Hello GATK community,
I would like your comments/suggestions for my strategy.
I have F0 samples with two different phenotype.
I have F2 samples with unknown phenotype.
I would like to create a library with the F0 genotypes and then genotype my F2 samples using the previously created library.
STRATEGY:
I already pre-processed BAM files (I have all raw data if required).

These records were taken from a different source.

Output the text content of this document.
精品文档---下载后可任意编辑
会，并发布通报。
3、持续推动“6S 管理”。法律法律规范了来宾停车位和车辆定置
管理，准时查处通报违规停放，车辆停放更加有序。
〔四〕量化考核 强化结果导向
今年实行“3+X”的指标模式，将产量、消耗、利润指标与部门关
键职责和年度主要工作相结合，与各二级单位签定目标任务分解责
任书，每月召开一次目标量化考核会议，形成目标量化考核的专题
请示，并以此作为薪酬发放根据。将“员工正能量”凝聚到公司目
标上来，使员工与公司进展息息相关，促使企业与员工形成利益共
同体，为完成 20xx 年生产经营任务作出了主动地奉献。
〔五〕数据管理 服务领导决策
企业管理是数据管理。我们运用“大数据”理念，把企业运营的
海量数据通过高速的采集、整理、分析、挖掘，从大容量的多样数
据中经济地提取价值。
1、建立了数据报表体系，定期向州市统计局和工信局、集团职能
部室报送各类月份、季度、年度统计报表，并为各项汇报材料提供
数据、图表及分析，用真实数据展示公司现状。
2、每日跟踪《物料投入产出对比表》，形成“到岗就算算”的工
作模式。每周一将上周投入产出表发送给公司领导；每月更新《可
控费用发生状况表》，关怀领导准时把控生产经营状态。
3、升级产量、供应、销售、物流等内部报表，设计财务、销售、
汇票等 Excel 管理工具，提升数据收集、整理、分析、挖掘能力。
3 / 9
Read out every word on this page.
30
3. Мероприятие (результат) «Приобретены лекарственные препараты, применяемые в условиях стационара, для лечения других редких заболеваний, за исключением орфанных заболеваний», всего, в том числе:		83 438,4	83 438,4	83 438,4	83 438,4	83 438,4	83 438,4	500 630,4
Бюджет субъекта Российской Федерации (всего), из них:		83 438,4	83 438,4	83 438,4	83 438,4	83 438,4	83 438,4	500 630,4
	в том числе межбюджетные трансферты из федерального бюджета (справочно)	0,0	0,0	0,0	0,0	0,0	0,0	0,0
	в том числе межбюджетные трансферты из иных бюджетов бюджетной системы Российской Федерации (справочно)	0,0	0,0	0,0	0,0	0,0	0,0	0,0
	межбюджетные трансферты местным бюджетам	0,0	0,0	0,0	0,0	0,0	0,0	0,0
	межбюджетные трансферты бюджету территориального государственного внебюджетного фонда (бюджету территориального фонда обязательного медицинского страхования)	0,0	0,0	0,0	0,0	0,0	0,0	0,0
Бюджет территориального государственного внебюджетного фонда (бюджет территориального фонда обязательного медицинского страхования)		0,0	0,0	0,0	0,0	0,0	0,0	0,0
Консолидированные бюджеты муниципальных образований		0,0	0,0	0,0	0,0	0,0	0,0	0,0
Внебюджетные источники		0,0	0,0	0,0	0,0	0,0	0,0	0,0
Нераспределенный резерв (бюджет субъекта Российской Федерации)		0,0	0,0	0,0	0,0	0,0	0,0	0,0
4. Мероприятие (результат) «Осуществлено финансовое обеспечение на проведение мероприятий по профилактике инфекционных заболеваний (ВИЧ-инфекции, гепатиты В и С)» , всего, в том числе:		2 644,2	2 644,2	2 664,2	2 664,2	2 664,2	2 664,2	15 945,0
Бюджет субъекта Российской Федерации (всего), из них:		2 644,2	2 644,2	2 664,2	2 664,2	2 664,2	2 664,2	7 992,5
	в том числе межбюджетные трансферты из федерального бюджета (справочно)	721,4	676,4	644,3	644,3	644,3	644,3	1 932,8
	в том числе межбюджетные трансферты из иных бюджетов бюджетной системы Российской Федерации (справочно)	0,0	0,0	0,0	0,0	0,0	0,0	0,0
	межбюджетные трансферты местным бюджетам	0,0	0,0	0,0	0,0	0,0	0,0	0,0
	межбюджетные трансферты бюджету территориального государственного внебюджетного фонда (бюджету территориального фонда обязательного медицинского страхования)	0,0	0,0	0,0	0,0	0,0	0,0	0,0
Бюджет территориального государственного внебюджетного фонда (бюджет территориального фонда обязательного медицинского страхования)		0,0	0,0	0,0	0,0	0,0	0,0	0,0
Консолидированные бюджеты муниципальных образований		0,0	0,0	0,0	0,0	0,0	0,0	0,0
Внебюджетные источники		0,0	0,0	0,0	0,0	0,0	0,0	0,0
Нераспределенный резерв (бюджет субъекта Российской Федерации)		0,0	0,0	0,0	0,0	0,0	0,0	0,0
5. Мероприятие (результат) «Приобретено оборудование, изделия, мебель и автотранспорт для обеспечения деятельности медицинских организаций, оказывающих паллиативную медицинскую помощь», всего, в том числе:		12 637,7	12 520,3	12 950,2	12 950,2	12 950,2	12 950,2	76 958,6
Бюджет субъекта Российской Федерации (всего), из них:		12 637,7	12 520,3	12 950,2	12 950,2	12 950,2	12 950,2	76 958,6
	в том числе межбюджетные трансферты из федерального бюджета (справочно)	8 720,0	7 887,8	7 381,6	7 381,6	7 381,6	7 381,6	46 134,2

Create genotype library with F0 samples:
GATK HaplotypeCaller for both F0 phenotype samples : java -Xmx30g -jar GenomeAnalysisTK_3-8.jar -nct 16 -T HaplotypeCaller -R GENOME --emitRefConfidence GVCF -I INPUT.bam -o OUTPUT.g.vcf
Merge the results: java -Xmx16g -jar GenomeAnalysisTK_3-8.jar -nt 16 -T GenotypeGVCFs -R GENOME --variant F0Variant1.g.vcf --variant F0Variant2.g.vcf -o Results_Merge_F0.vcf
then i used a homemade script to select only position with homozygous genotype and different genotype between both F0 phenotype samples (like 1/1 for a F0 sample and 0/0 for the other one): Results_Merge_F0_filtered.vcf
Genotype F2 sample with the library:
GATK HaplotypeCaller : java -Xmx30g -jar GenomeAnalysisTK_3-8.jar -nct 16 -T HaplotypeCaller -R GENOME --emitRefConfidence GVCF -I INPUT.bam -o OUTPUT.g.vcf -L $4 Results_Merge_F0_filtered.vcf
then i used a homemade script to identify genotype related to one (or the other) F0 phenotype.
BUUUUUUT
At this last step i mostly got homozygous SNP for my F2 samples...
I should get around 25% phenotype1 -- 25% phenotype2 -- 50% phenotype 1/2
I miss something but I don't know where.